In the coming years, artificial intelligence will reduce the cost of intellectual labor by a thousand times, - Konstantin Egoshin is sure. - At the same time, we like what is happening. Artificial intelligence will change a lot for the better. It will be easier for our economy to create added value. |
In conclusion, the speaker cited several cases related to solving various problems: an AI assistant to a financial adviser, a tool for personalizing search, for customer support services, for video monitoring, and a number of others.
Ilya Ivanov, Development Director, Nanosemantics Laboratory, Researcher, Laboratory of Neural Network Technologies and Applied Linguistics, MIPT listed the main directions of the company's development. Here they make virtual assistants, digital avatars. They are engaged in speech technology, computer vision, analysis and generation of texts. Companies and robotics, and custom development are not alien.
Here, in total, 230 projects have been implemented. The vendor line includes ten products. The speaker spoke about some of them. So, DialogOS is a platform for creating, training and testing conversational AI. It is designed to create chat bots in instant messengers, social networks and sites, or for voice assistants in contact centers. The platform is capable of creating products that work in 40 languages, it contains 5230 dictionaries.
People are changing, chat bots no longer cause negativity, - said Ilya Ivanov. - It is important that the sound of the voice of the chatbot arouses the interest of the client, the desire to communicate, find out something. Then his conversion becomes more likely. |
Ivan Mugalev, General Director, OT-OIL, listed the vendor's activities. The company is engaged in the development and implementation of IT solutions to increase the economic and technological efficiency of production processes in the fuel and energy complex (oil and gas production, well service), mining and the electric power industry. Also in the focus of her attention is the management of data and digital passports of objects, the digitalization of archives of engineering data and project documents, and, of course, import substitution. OT-OIL helps with the migration of systems to Russian software and technologies.
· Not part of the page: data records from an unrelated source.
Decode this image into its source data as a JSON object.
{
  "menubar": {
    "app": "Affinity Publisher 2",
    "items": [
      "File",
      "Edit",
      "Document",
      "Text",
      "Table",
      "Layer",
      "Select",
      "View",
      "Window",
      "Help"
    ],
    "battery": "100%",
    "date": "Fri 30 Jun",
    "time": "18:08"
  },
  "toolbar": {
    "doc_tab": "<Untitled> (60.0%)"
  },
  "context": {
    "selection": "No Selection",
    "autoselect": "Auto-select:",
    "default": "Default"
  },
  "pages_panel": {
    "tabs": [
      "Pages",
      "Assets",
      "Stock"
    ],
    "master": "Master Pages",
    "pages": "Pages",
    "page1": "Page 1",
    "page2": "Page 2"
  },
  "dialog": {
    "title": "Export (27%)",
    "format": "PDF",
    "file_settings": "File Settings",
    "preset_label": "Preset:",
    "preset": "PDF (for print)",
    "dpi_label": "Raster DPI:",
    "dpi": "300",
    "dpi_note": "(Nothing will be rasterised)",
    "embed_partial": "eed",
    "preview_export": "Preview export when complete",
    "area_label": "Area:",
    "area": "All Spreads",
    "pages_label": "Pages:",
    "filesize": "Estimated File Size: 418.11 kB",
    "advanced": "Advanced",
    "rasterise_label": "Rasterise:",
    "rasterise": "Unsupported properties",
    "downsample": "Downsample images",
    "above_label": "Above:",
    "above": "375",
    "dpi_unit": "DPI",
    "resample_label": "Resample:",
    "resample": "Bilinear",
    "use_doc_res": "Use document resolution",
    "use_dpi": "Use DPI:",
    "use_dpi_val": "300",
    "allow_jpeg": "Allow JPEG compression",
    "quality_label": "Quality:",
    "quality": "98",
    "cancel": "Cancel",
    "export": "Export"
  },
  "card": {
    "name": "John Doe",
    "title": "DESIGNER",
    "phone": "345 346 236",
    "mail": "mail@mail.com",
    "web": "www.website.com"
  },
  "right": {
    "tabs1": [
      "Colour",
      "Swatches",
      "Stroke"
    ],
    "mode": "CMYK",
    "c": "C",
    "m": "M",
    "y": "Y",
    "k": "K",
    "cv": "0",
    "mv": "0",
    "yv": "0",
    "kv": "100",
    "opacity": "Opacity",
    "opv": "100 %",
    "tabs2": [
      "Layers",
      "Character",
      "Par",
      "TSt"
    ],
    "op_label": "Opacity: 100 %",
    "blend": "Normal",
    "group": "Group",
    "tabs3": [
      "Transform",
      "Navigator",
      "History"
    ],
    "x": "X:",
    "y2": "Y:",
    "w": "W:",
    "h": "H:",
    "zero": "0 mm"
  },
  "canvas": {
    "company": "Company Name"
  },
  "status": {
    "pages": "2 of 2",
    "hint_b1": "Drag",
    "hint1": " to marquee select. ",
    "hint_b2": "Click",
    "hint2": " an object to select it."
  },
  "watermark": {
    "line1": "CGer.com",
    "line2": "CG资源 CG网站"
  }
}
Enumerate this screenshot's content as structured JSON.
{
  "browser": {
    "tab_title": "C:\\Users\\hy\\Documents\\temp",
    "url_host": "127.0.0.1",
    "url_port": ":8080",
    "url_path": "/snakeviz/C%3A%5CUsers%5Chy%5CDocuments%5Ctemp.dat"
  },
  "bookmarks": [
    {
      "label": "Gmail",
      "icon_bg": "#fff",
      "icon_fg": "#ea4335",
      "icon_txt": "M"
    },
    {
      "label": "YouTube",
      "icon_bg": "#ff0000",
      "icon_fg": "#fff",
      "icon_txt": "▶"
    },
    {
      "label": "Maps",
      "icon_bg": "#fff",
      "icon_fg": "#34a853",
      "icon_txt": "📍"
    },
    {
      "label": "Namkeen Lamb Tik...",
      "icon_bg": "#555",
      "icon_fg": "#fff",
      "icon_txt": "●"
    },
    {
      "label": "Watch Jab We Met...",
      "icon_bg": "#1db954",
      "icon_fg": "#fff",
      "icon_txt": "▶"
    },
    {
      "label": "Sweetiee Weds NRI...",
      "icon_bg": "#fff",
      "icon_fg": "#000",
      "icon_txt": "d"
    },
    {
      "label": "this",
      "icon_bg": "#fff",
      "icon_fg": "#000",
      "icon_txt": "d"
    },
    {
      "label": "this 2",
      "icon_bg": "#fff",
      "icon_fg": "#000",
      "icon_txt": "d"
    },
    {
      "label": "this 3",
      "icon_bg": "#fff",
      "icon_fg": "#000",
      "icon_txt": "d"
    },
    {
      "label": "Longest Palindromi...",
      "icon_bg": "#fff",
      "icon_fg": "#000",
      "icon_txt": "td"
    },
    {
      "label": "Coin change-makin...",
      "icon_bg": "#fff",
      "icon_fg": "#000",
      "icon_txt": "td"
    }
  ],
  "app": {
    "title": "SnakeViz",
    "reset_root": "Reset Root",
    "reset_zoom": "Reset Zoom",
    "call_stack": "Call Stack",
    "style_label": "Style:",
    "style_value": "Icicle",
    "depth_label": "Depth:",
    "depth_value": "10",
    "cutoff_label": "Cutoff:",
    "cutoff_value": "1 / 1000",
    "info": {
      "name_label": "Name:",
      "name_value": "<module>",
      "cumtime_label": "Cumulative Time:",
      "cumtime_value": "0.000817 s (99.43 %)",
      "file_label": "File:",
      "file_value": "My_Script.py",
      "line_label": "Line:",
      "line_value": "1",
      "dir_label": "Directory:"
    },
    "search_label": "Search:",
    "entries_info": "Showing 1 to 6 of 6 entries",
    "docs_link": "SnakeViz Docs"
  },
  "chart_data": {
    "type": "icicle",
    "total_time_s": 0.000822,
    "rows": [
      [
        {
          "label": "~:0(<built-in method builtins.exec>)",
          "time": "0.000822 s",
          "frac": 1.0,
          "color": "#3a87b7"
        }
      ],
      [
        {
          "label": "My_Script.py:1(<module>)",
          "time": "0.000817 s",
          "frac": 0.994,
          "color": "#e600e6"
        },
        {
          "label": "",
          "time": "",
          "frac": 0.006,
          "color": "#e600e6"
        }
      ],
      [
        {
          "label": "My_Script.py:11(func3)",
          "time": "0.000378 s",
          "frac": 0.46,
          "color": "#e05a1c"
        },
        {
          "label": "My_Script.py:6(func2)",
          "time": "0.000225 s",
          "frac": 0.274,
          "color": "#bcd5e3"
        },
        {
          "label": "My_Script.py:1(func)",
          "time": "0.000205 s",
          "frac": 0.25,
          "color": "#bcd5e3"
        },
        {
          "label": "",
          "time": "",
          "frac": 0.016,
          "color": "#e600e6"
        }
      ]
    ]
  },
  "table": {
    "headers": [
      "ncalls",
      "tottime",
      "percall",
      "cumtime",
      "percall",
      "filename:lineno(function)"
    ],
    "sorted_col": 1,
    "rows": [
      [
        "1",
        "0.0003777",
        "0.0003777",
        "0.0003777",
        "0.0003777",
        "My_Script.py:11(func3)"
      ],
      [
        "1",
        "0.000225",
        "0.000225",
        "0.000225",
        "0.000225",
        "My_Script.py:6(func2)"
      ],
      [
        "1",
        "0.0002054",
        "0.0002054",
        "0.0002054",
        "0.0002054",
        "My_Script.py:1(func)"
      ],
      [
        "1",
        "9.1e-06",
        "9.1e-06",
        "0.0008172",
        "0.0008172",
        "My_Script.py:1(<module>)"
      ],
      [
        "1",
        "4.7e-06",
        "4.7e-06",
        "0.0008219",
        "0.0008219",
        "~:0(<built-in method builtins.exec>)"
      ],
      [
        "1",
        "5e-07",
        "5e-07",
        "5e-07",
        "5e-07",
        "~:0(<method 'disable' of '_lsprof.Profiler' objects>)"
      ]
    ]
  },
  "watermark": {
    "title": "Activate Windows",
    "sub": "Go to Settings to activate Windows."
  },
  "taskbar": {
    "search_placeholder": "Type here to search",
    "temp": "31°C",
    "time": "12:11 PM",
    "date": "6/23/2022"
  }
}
The speaker recalled the scale of oil production in Russia: 30% of the Russian budget is income from oil production. In 2024, 500 million tons were produced, and the total oil reserves are 19 billion tons.
The speaker listed the main goals of industry leaders: compliance with licensing obligations, reducing the cost of oil production, accidents and emergencies, and fulfilling social obligations. Approaches to achieving these goals consist of forming plans and methods of assessment, monitoring actual indicators, predicting critical deviations from the plan, changing the integrated plan.
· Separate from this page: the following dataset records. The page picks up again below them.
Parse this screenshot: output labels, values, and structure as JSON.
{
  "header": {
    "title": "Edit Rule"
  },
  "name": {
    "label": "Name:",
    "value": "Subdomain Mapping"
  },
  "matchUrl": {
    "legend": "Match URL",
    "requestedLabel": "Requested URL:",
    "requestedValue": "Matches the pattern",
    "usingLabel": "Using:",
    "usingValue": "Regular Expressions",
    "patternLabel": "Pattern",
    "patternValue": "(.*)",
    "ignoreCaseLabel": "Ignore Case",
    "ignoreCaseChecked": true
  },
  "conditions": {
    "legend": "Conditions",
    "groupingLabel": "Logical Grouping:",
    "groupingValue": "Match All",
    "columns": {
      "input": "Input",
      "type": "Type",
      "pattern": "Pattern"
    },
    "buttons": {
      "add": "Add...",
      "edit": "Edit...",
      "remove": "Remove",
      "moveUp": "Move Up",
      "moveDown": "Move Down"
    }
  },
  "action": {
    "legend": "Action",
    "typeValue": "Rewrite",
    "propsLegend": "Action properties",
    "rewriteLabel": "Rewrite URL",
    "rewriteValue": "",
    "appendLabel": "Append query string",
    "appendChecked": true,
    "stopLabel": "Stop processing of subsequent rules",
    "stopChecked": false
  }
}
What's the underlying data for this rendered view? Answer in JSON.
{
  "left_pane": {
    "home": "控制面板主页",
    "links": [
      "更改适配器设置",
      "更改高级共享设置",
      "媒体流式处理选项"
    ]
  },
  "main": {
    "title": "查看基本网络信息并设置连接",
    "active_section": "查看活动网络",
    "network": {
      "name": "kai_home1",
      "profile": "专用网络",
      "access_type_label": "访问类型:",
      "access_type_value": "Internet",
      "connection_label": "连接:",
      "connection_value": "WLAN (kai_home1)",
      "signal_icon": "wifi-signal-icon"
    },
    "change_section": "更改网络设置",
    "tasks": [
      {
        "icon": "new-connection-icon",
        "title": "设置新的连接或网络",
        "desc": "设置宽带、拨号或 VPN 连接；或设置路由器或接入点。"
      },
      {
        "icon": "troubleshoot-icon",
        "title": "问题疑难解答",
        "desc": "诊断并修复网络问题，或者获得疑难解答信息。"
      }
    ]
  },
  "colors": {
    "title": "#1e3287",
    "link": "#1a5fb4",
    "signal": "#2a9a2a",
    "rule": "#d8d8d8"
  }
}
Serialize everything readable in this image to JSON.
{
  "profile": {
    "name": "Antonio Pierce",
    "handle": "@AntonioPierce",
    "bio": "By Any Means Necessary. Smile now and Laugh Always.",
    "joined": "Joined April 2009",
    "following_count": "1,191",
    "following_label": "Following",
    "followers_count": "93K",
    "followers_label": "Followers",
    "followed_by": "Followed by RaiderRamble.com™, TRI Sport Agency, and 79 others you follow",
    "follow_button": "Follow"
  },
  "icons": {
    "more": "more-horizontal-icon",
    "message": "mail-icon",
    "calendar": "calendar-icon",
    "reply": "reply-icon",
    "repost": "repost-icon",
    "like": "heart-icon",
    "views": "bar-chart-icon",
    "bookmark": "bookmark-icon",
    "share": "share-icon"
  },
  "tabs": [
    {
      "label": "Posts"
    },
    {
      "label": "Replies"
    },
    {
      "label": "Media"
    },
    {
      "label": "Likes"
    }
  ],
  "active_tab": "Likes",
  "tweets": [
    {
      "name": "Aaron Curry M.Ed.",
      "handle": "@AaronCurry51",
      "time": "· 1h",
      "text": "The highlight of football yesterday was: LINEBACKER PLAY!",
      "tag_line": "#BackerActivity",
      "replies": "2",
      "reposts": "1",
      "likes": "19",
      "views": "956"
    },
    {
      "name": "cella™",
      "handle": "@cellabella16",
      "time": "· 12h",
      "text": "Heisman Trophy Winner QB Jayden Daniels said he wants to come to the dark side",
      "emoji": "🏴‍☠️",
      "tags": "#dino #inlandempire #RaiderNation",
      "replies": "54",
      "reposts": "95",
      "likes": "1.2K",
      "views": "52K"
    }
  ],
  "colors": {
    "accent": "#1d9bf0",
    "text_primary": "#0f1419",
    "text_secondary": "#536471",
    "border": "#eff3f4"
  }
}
Without the necessary data, no one will make the right decision - neither the state planning the country's budget, nor the head of an oil company thinking about profit and fulfillment of social obligations, nor an ordinary employee who needs to perform certain actions - lists Ivan Mugalev. - And here the basis of success is industry expertise in working with data, creating the right models based on it with a view to the future. |
In conclusion, the speaker spoke about the ATOLL platform - functionality, business effects of use, technology stack (open source, PostgreSQL DBMS).
During the break and at the end of the conference, the participants communicated in an informal setting.